Jacobs says the two will have a close working relationship and Tuberville won’t have a stronger supporter in the Auburn family than Jacobs.
The new athletic director says he is appreciative of the support he has received from a variety of different people, including head football coach Tommy Tuberville, who was heavily consulted on who he wanted to work with after retiring athletic director David Housel stepped down.
“I think that in this league if the head coach and athletic director aren’t hip to hip, it is a recipe for failure,” Jacobs says. “Our relationship has always been great. The first time I interviewed with him, back in November, he asked me two questions and made one statement. He asked me, ‘Do you really want this job.’ I told him, “Yes, I really wanted it.’
“He said, ‘You can’t make everybody happy.’ I said, ‘You know, I have grown up in this business, I know how that goes.’

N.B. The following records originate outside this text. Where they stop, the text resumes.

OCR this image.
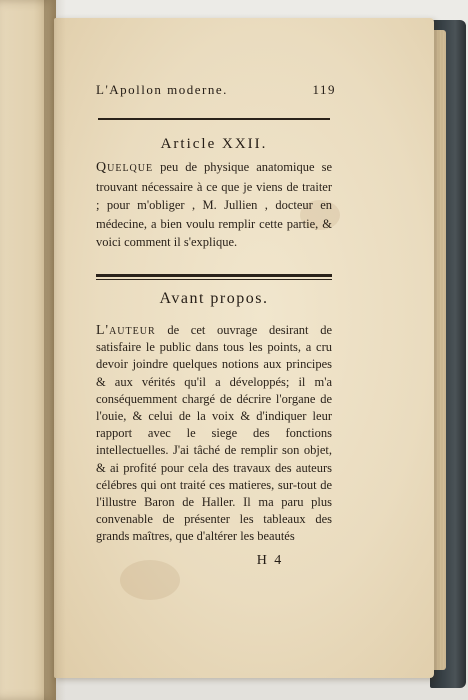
L'Apollon moderne.	119
Article XXII.
Quelque peu de physique anatomique se trouvant nécessaire à ce que je viens de traiter ; pour m'obliger , M. Jullien , docteur en médecine, a bien voulu remplir cette partie, & voici comment il s'explique.
Avant propos.
L'auteur de cet ouvrage desirant de satisfaire le public dans tous les points, a cru devoir joindre quelques notions aux principes & aux vérités qu'il a développés; il m'a conséquemment chargé de décrire l'organe de l'ouie, & celui de la voix & d'indiquer leur rapport avec le siege des fonctions intellectuelles. J'ai tâché de remplir son objet, & ai profité pour cela des travaux des auteurs célébres qui ont traité ces matieres, sur-tout de l'illustre Baron de Haller. Il ma paru plus convenable de présenter les tableaux des grands maîtres, que d'altérer les beautés
H 4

“The third thing he said is, ‘How can I help you?’ Our relationship has always been good. He is a solid guy. Anything that comes up from now on, the Auburn people just need to pat him on the back and love him, his family, and the assistant coaches and their families. Anything there is a problem with, they need to see me. I have got his back like the Roman soldiers talk about it. It is been unbelievable what he has done this year, what he has done for Auburn. We have to hook together like that (football) team.”
When Jacobs was announced as the new athletic director on Wednesday, one of the coaches attending the press conference was Tuberville. The head football coach stayed after the session and gave Jacobs a strong endorsement and said he was excited about continuing to work with Jacobs, who steps up from the top man at Tigers Unlimited to the top job in the athletic department. In his role at Tigers Unlimited, Jacobs was the chief fund raiser for the athletic department.

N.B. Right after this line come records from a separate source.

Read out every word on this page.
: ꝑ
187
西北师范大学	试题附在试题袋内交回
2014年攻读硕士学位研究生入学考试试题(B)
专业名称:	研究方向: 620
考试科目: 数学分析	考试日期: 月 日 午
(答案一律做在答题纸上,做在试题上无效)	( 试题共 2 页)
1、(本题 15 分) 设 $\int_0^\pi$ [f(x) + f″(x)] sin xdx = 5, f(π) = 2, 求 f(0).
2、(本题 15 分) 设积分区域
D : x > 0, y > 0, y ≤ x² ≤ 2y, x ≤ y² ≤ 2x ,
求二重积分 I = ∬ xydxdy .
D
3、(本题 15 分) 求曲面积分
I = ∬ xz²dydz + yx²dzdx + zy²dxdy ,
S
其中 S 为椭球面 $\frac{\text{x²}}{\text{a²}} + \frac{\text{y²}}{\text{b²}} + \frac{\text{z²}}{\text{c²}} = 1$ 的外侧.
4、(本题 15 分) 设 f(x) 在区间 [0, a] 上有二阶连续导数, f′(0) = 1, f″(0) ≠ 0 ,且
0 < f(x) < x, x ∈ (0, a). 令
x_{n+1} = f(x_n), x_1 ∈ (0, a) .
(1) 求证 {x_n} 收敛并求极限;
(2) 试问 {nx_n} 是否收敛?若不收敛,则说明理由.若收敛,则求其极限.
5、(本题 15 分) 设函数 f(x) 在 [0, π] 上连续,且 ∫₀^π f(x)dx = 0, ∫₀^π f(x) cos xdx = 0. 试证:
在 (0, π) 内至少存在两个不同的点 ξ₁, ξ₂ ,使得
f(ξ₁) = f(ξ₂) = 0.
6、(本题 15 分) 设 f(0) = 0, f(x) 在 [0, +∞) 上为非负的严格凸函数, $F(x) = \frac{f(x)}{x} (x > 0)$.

At his press conference, Jacobs singled out Tuberville to thank him for the support and pledged to do the same thing for the coach. “What I think we should do is about like that football team has done,” Jacobs said. “We all need to lock arms together, have each other’s back and be united. Tommy is here. I appreciate that. He has been working with Tigers Unlimited the last three years. We have raised more money than anybody the last three years--close to $60 million and we are all united. It is just time for all of us to lock arms together like that team and be united. That is what we have to do.”

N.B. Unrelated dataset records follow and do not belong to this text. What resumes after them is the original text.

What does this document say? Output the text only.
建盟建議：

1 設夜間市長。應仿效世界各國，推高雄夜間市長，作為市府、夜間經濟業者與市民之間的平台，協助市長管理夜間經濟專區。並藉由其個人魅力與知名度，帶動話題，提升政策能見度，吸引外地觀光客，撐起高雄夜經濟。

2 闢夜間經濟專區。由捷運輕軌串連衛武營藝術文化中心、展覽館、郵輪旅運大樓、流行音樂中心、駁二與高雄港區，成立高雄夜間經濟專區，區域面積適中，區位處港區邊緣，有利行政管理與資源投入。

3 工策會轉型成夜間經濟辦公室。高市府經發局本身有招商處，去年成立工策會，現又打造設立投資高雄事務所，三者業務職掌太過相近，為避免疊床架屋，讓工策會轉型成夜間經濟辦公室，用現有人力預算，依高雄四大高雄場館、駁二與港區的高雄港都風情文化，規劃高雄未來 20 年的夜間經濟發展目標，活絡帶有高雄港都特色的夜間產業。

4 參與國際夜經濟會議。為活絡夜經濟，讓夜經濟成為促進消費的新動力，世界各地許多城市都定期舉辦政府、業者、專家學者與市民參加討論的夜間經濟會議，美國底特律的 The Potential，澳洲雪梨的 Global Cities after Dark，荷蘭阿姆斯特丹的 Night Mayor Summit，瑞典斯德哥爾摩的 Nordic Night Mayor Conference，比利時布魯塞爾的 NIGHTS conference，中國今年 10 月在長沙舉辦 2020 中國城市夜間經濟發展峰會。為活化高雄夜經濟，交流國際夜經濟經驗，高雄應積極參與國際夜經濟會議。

Tommy Tuberville is shown at a celebration held last week honoring his SEC Championship team.
Jacobs, a former walk-on football player at Auburn for Coach Pat Dye in the early 1980s, grew up in LaFayette, Ala., and West Point, Ga., before finishing high school in Jacksonville, Fla., where he played for Wolfson High.
His says playing football at Auburn was an important part of his development. “Mentally and physically, it teaches you perseverance,” Jacobs says. “You may not want to go through that half-line drill or those chutes, but you just keep working at it and you get through it.
“The other perspective, which is as important if not more important, I know what those student-athletes are going through,” Jacobs adds. “I know what is happening with their time demands. I know what these coaches are going through having been the tight ends coach and the conditioning coach.”
Jacobs says, “It is an exciting time having come here and having an opportunity to walk on and start and play here and then virtually work in every aspect of this department for the last 24 years has been a blessing for me. It has enriched my life. I look forward to the opportunity to continue to lead this department forward. I am so appreciative of all of the former teammates, guys I have coached, classmates, co-workers that used to be here and a lot of you are here now for the continued support. It has been a wonderful experience for me.”